Mr. Craner said,"We're heading in that direction. We are still talking to China. But we over the past year have not had much progress in our own dialogue, and that has come against a backdrop of continued arrests within China but now arrests of people taking advantage of the political and structural space that has been opened up in China this past couple of years."

The report called North Korea one of the world's "most inhumane regimes" where basic freedoms are unheard of. It said Burma's extremely poor human rights record worsened with the May, 2003 attack on a convoy of opposition National League for Democracy members that left its leader Aung San Suu Kyi under arrest and hundreds of other supporters wounded, raped or dead.

It also accused Burma of "egregious abuses" of ethnic minority civilians.

The report did not spare some close U.S. allies. It said despite some positive signs, Saudi Arabia's human rights record remained poor and there were credible reports of torture and abuse of detainees by Saudi security personnel.

It said Israeli security forces committed serious human rights abuses against Palestinian detainees and used excessive force in raids into Palestinian areas. But it also said members of Palestinian security services and members of Yasser Arafat's Fatah movement took part with terrorist factions in attacks on Israeli civilians inside Israel's pre-1967 borders and in West Bank and Gaza settlements.

Mr. Craner said the ultimate answer to those human rights problems is an Israel-Palestinian peace accord:

Mr. Craner said, "These are issues that we're always addressing.

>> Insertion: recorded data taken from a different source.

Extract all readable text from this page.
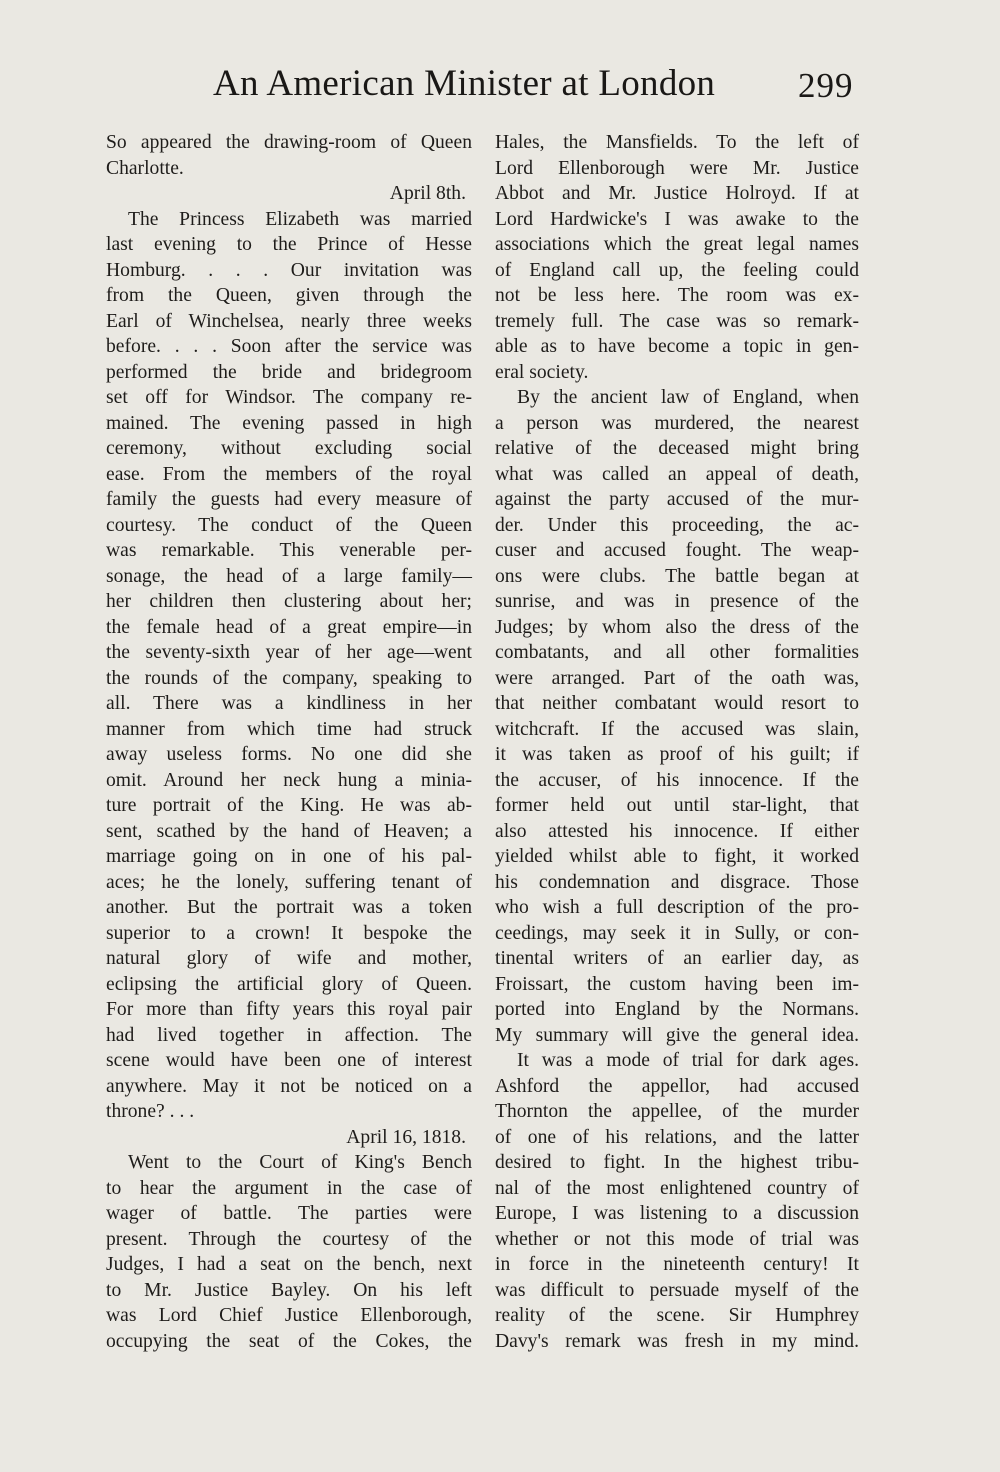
An American Minister at London 299
So appeared the drawing-room of Queen
Charlotte.
April 8th.
The Princess Elizabeth was married
last evening to the Prince of Hesse
Homburg. . . . Our invitation was
from the Queen, given through the
Earl of Winchelsea, nearly three weeks
before. . . . Soon after the service was
performed the bride and bridegroom
set off for Windsor. The company re-
mained. The evening passed in high
ceremony, without excluding social
ease. From the members of the royal
family the guests had every measure of
courtesy. The conduct of the Queen
was remarkable. This venerable per-
sonage, the head of a large family—
her children then clustering about her;
the female head of a great empire—in
the seventy-sixth year of her age—went
the rounds of the company, speaking to
all. There was a kindliness in her
manner from which time had struck
away useless forms. No one did she
omit. Around her neck hung a minia-
ture portrait of the King. He was ab-
sent, scathed by the hand of Heaven; a
marriage going on in one of his pal-
aces; he the lonely, suffering tenant of
another. But the portrait was a token
superior to a crown! It bespoke the
natural glory of wife and mother,
eclipsing the artificial glory of Queen.
For more than fifty years this royal pair
had lived together in affection. The
scene would have been one of interest
anywhere. May it not be noticed on a
throne? . . .
April 16, 1818.
Went to the Court of King's Bench
to hear the argument in the case of
wager of battle. The parties were
present. Through the courtesy of the
Judges, I had a seat on the bench, next
to Mr. Justice Bayley. On his left
was Lord Chief Justice Ellenborough,
occupying the seat of the Cokes, the
Hales, the Mansfields. To the left of
Lord Ellenborough were Mr. Justice
Abbot and Mr. Justice Holroyd. If at
Lord Hardwicke's I was awake to the
associations which the great legal names
of England call up, the feeling could
not be less here. The room was ex-
tremely full. The case was so remark-
able as to have become a topic in gen-
eral society.
By the ancient law of England, when
a person was murdered, the nearest
relative of the deceased might bring
what was called an appeal of death,
against the party accused of the mur-
der. Under this proceeding, the ac-
cuser and accused fought. The weap-
ons were clubs. The battle began at
sunrise, and was in presence of the
Judges; by whom also the dress of the
combatants, and all other formalities
were arranged. Part of the oath was,
that neither combatant would resort to
witchcraft. If the accused was slain,
it was taken as proof of his guilt; if
the accuser, of his innocence. If the
former held out until star-light, that
also attested his innocence. If either
yielded whilst able to fight, it worked
his condemnation and disgrace. Those
who wish a full description of the pro-
ceedings, may seek it in Sully, or con-
tinental writers of an earlier day, as
Froissart, the custom having been im-
ported into England by the Normans.
My summary will give the general idea.
It was a mode of trial for dark ages.
Ashford the appellor, had accused
Thornton the appellee, of the murder
of one of his relations, and the latter
desired to fight. In the highest tribu-
nal of the most enlightened country of
Europe, I was listening to a discussion
whether or not this mode of trial was
in force in the nineteenth century! It
was difficult to persuade myself of the
reality of the scene. Sir Humphrey
Davy's remark was fresh in my mind.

But clearly the majority of these issues are going to be solved when there is peace between a Palestinian state and Israel. And until you have that, the majority of these human rights violations on both sides, I should add, are going to continue."

The report spoke of a "dramatic worsening" of human rights abuses in Cuba underlined by the long prison terms handed down to 75 prominent rights activists.

The outlook was not entirely bleak, with the report highlighting democratization strides in Arab states including Qatar, Oman, Yemen and Jordan.

It also said some Central Asian governments, including the Kyrgyz Republic, were showing signs of recognizing the importance of human rights, though it said Turkmenistan intensified a harsh crackdown on political opponents.